Un site ergonomique et de qualité, un bon service client, un modèle économique orienté vers le long terme, une clientèle de proximité et, surtout, une situation de pionnier dans son domaine. Tels sont les principaux éléments de succès évoqués par les spécialistes du secteur. «Sur la centaine de sites internet qui se créent chaque mois, seuls 5% gagneront véritablement de l’argent, 15-20% vont vivoter, tandis que les autres fermeront en douceur», évalue Martin Demierre de TouchMind.com, une entreprise spécialisée dans la création de sites et le développement de stratégies online. Et le spécialiste d’ajouter que le secteur de la vente en ligne va représenter, dans moins de cinq ans, jusqu’à 15% du commerce de détail, comme en Angleterre, contre 6% actuellement en Suisse: «Cette marge de croissance explique pourquoi, à ma connaissance, peu de sites de vente en ligne se cassent véritablement la figure.»

David Sadigh, directeur associé d’IC-Agency, société spécialisée dans le marketing en ligne, évoque de son côté le boom de l’internet nomade.

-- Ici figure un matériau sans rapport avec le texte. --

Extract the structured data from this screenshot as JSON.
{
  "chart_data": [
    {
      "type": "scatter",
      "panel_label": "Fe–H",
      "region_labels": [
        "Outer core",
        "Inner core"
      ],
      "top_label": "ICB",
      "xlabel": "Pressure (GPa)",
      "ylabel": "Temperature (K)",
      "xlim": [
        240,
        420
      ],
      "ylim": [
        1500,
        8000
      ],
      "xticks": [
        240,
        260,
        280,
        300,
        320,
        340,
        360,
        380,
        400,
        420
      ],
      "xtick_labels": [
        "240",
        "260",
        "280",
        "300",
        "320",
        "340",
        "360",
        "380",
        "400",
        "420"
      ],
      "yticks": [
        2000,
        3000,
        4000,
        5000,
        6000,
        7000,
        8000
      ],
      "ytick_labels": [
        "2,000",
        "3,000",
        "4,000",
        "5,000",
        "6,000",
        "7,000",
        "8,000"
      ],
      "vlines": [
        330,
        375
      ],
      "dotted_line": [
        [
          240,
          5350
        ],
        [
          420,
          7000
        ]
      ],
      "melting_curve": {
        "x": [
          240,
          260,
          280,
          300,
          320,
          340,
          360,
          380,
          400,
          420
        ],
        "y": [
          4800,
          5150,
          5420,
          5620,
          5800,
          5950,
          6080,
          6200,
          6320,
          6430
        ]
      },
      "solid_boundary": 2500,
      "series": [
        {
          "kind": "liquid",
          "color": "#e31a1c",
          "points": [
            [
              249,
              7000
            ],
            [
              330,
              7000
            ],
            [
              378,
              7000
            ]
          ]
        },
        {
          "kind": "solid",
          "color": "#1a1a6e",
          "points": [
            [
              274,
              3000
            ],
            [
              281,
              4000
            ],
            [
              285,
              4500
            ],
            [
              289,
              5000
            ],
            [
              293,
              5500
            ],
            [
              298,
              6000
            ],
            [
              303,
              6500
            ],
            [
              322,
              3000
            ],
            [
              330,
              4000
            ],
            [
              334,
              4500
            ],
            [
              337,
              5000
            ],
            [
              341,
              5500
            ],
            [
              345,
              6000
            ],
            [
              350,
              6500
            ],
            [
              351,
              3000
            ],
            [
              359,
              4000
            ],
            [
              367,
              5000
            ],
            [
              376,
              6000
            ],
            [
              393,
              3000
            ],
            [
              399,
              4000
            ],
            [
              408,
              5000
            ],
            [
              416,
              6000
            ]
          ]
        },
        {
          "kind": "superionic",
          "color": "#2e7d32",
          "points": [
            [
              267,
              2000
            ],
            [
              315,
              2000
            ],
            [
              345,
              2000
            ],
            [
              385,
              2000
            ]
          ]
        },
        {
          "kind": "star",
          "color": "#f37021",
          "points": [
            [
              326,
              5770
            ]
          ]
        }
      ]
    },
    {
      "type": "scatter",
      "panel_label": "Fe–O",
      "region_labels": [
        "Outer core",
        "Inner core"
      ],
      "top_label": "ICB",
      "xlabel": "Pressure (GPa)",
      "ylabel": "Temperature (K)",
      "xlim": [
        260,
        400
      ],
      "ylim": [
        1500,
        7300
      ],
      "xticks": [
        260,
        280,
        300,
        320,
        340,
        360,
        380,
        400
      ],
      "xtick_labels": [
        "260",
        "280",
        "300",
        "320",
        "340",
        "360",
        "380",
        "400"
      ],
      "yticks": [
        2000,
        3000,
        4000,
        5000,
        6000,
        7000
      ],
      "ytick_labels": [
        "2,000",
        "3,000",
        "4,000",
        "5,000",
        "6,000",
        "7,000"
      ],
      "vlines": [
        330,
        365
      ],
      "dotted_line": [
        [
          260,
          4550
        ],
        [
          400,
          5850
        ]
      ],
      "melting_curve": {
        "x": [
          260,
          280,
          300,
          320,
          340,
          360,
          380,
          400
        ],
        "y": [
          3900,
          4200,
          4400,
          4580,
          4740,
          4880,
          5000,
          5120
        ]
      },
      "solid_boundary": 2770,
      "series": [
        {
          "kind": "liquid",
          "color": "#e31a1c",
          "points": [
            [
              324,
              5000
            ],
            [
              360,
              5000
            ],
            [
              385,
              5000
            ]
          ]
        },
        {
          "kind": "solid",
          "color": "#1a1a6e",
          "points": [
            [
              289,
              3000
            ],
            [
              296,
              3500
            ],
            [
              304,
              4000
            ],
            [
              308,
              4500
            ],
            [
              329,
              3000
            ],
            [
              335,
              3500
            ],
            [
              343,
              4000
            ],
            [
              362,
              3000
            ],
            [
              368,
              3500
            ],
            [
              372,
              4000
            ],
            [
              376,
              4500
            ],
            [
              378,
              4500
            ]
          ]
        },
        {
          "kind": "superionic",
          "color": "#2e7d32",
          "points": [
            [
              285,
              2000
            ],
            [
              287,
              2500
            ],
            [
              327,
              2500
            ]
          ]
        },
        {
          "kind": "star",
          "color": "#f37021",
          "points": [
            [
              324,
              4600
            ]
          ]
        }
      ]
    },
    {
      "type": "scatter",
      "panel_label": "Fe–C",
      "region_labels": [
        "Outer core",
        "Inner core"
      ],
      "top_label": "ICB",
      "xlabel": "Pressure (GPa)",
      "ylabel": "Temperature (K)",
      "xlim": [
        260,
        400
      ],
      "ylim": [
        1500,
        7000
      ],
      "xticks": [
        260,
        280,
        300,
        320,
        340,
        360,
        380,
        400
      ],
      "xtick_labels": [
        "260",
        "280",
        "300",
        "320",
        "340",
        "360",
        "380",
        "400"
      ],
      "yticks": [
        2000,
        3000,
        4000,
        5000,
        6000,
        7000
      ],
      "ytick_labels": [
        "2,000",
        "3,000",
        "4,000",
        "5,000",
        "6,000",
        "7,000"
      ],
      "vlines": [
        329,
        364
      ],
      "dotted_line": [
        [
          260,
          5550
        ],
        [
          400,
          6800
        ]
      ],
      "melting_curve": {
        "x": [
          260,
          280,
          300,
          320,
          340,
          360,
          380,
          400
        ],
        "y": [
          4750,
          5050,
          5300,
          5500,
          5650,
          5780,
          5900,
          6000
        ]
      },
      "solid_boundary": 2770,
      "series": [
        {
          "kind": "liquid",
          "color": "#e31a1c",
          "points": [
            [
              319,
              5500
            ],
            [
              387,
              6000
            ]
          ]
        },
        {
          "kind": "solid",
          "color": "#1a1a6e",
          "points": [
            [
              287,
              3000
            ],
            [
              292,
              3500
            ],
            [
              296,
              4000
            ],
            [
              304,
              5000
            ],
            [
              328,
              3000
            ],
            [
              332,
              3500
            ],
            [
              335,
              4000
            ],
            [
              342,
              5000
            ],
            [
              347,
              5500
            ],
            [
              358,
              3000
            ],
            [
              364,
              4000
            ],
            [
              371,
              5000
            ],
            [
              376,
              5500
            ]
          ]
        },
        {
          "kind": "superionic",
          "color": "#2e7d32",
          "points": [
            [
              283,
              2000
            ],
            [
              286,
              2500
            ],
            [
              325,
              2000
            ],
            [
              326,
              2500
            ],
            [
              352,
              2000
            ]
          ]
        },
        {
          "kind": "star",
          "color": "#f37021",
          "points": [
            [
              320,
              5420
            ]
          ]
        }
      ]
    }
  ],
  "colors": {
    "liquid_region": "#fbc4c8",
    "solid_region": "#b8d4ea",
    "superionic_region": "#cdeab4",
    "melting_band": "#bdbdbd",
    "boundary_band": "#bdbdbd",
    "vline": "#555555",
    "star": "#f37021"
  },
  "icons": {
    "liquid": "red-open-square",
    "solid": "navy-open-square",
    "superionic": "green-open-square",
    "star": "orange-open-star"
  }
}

Des marques fortes, à l’instar de Swissquote ou LeShop en Suisse — leurs applications iPhone figurent parmi les plus téléchargées du pays — partent avec un avantage compétitif dans la course qui déterminera les leaders de l’internet mobile. En effet, la clientèle nomade se tournera vers des marques connues, qui rassurent et inspirent confiance, et qu’elle fréquente déjà avec un haut niveau de satisfaction dans le monde digital.

Pourtant, tous restent convaincus que le réseau ne va pas remplacer le commerce de proximité. «Parce qu’internet est surtout utile pour les personnes qui n’ont pas la possibilité de se rendre directement dans les magasins, comme aux Etats-Unis par exemple, répond Martin Demierre. Les gens ont besoin de voir les produits, de les toucher, de les essayer, et surtout d’avoir un endroit où se rendre et un interlocuteur à qui parler en cas de problème.»